22 août 2009

DESTINATION FINALE 4

La franchise Destination finale est de celles qu'on suit avec avidité, débordant d'envie d'assister à de nouvelles morts tordues et gentiment gore, plus près des Darwin awards que des productions Troma. Le principe est toujours le même, et ne varie pas d'un iota : une bande de djeunz bien fadasses échappe par miracle à une catastrophe mortelle, avant d'être rattrapés un à un par une faucheuse n'aimant pas trop qu'on contrarie ses plans. Le plaisir des Destination finale n'est pas dans l'intrigue, strictement identique d'épisode en épisode, mais dans la fausse piste, puisqu'il est souvent impossible de deviner comment chaque personnage va trépasser.
Si Destination finale 4 déçoit tout autant que le volet précédent, c'est justement parce qu'il fait preuve d'un manque d'imagination assez dommageable.
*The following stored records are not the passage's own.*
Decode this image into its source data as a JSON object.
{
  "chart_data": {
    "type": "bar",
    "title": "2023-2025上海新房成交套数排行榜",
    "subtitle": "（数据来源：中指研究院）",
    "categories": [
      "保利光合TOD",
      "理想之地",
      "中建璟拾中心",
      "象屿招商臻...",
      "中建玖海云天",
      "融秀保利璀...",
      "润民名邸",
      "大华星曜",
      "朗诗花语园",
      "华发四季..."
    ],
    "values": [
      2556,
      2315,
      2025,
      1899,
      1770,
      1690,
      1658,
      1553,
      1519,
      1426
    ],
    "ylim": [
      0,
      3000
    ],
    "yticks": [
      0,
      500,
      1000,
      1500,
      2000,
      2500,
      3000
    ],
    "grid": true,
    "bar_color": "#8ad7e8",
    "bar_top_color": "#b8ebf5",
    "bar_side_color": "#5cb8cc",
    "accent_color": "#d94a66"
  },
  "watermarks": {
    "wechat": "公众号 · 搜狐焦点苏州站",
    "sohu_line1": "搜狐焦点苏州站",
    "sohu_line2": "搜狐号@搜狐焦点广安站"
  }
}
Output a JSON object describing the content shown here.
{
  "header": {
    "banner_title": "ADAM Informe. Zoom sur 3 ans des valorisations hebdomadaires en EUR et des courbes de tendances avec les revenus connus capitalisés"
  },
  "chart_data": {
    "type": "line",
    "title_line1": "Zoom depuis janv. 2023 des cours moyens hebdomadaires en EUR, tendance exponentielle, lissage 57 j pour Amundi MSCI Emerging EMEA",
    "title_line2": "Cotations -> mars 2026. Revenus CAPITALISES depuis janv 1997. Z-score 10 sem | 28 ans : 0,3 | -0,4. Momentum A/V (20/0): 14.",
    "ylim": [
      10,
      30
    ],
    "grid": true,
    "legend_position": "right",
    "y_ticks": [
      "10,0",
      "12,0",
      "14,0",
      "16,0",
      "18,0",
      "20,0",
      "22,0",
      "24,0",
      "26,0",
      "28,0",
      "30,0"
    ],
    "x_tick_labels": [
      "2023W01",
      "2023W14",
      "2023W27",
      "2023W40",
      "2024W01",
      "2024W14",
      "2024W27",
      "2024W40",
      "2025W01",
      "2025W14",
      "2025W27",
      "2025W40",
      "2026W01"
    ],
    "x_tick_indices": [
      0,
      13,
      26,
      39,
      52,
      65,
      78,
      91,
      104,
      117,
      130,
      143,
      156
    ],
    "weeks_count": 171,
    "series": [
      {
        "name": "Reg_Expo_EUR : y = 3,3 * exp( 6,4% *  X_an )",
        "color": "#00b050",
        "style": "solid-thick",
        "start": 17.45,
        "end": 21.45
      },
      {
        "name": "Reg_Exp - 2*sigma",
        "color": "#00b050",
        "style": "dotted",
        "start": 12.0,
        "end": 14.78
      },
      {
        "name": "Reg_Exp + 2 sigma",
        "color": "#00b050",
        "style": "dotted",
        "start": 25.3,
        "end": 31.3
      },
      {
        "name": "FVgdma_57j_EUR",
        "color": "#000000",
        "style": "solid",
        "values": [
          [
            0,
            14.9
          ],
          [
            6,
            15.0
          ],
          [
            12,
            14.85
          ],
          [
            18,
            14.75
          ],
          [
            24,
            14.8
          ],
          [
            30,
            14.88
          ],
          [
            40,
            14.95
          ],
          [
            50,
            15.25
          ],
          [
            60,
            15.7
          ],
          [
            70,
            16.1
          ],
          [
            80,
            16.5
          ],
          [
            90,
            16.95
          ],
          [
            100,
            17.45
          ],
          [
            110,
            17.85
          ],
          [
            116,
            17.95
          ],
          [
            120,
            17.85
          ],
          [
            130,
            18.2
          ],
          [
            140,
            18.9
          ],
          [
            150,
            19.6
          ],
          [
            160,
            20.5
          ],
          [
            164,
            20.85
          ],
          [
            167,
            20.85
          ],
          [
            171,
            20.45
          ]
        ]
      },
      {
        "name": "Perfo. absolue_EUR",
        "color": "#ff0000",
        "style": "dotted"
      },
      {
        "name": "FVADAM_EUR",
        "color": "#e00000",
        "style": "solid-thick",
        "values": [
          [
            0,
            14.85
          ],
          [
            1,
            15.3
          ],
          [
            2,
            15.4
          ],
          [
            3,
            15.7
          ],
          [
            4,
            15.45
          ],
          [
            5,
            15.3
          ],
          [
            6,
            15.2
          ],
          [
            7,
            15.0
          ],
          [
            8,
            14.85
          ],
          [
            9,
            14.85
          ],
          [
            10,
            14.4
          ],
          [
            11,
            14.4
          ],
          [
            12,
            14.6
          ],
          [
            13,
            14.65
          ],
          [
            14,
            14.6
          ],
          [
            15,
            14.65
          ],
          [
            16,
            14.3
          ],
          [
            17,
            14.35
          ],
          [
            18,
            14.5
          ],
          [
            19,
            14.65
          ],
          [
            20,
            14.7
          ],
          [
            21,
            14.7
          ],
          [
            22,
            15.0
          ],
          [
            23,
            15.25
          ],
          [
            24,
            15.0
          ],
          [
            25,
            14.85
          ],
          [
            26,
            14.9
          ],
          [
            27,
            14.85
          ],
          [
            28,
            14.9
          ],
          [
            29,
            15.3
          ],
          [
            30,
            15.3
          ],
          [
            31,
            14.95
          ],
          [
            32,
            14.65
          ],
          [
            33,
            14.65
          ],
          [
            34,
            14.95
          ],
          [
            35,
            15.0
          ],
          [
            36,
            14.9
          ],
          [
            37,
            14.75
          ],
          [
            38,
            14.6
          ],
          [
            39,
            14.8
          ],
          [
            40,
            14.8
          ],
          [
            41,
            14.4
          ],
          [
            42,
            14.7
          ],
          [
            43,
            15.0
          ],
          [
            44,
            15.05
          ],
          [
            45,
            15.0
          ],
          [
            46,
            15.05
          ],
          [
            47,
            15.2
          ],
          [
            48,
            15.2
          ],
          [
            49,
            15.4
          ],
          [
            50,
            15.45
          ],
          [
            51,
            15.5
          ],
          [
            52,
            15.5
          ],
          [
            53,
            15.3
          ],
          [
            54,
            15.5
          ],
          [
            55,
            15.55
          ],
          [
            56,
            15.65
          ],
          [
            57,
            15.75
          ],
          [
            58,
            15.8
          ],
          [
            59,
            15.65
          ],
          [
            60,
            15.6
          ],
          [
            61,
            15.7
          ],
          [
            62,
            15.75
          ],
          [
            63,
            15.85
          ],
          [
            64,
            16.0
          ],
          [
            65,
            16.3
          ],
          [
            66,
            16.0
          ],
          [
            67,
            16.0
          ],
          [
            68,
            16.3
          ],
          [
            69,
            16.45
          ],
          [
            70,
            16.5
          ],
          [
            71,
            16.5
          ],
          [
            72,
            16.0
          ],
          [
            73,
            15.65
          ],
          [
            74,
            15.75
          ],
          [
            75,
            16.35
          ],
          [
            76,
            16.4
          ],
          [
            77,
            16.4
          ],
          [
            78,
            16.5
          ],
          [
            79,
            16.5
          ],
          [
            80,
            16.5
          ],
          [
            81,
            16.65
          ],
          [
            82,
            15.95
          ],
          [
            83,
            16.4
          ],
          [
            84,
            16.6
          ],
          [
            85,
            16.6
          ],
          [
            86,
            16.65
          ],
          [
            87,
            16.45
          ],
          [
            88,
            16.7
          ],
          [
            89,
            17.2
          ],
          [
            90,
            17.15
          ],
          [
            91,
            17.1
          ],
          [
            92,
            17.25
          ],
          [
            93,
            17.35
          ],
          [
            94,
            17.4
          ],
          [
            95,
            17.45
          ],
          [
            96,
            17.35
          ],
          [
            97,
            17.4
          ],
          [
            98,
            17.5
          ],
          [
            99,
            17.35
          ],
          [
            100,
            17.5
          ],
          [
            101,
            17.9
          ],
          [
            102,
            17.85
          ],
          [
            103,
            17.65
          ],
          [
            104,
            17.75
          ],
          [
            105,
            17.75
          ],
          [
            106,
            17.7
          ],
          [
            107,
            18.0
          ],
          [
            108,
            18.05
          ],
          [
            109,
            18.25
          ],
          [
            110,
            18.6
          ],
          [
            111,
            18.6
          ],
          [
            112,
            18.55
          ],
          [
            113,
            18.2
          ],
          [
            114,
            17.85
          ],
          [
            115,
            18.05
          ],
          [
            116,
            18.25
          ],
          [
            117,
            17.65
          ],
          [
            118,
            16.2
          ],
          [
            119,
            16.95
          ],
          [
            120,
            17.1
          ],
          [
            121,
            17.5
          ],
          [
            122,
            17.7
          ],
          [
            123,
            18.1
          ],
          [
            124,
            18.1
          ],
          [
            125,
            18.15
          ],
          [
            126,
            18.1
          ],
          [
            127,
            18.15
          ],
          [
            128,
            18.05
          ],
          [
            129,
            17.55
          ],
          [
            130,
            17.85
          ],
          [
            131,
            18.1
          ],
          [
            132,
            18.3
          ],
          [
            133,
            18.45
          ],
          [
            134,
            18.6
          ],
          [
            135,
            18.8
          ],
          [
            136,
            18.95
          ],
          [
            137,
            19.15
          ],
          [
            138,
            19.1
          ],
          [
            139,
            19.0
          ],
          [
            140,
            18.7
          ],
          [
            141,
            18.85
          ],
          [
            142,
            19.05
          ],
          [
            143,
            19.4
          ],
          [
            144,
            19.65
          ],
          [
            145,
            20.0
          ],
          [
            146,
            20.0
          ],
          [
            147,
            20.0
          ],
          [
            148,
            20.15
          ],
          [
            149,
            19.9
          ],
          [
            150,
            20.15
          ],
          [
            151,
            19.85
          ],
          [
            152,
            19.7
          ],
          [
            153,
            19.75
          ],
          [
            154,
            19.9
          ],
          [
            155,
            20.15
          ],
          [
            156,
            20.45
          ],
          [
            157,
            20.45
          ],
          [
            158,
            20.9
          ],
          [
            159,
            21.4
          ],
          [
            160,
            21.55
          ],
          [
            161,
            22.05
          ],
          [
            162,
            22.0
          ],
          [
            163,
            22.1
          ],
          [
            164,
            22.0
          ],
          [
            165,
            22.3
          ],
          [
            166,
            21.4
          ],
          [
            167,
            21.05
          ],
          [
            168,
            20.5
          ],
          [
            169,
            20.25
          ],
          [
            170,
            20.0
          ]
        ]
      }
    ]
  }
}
À certains moments, l'inventivité est là, et nous fournit des scènes à la fois ludique, sanglantes et drolatiques - c'est sans doute le plus amusant des 4 films. Mais bien souvent, les situations manquent de souffle et l'adrénaline que faisait si bien monter DF2 - le meilleur de la série - fait défaut. Qu'un personnage soit simplement renversé par un fourgon - pompage éhonté du numéro 1 - ou qu'un autre soit aspiré de façon bien prévisible par la pompe d'une piscine n'a rien de bien satisfaisant, car on a déjà vu ça mille fois ailleurs. Les premières morts ravissent, les suivantes patinent sérieusement.
Déjà aux commandes de Destination finale 2, David R. Ellis ne retrouve pas la même aisance de mise en scène et ne parvient à créer quelques frissons que par le biais d'une 3D insuffisamment exploitée. Le spectateur sursaute en croyant recevoir un clou ou un pieu dans l'oeil, mais l'ensemble ne va pas beaucoup plus loin qu'une attraction de parc à thème. Pire encore, les prémonitions du héros - aussi transparent que ses prédécesseurs - sont truffées d'effets numériques d'une qualité déplorable, qui produisaient un petit effet comique dans Des serpents dans l'avion mais nuisent ici à la qualité du résultat. Et que dire de la conclusion, expédiée à la va-comme-je-te-pousse, qui semble avoir été conçue pour ménager le budget du film. Si le plaisir procuré est indéniable bien que trop épisodique, la saga Destination finale ne cesse cependant de s'essouffler alors qu'elle a pourtant tout pour être une source intarissable de divertissements efficaces, jubilatoires et propices à une projection 3D.




Destination finale (The final destination) de David R. Ellis. 1h30. Sortie : 26/08/2009.

7 commentaires sur “DESTINATION FINALE 4”

SysTooL a dit…

3D ou pas, je me suis arrêté au 2ème volet...

SysT

Pascale a dit…

Merde, j'ai raté les 1, 2 et 3...
je me demande comment c'est possible, mais
c'est possible !

Rob Gordon a dit…

C'est parce que t'es une vieille trouillarde.
C'est tout de même très amusant, comme principe. Et pour apprendre à dédramatiser son horrorophobie, je pense que c'est idéal. Le sanglant y est toujours rigolo.

Pascale a dit…

Mais arrêtez avec ça bordel à cul !!!

J'suis pas trouillarde, j'ai vu les scalpages et la vengeance EN TRES GROS PLAN.

Bon, toute façon quelle que soit la raison j'ai raté les 1 2 3 : je vais rien comprendre !

Rob Gordon a dit…

C'est un argument de dégonflée, pour une simple et bonne raison : d'un film à l'autre, le casting change du tout au tout, et l'histoire reprend à zéro. Si je ne m'abuse y a juste un tout petit lien entre le 1 et le 2, mais il est tout fin.
Bref ça se commence n'importe où et dans n'importe quel ordre (même si le 2 est le meilleur).
Donc cherche-toi une autre excuse, hein.

Pascale a dit…

Ok, je cherche et je reviens.

Tom a dit…

Nul, c'est du déjà vu, les effets sont bidon.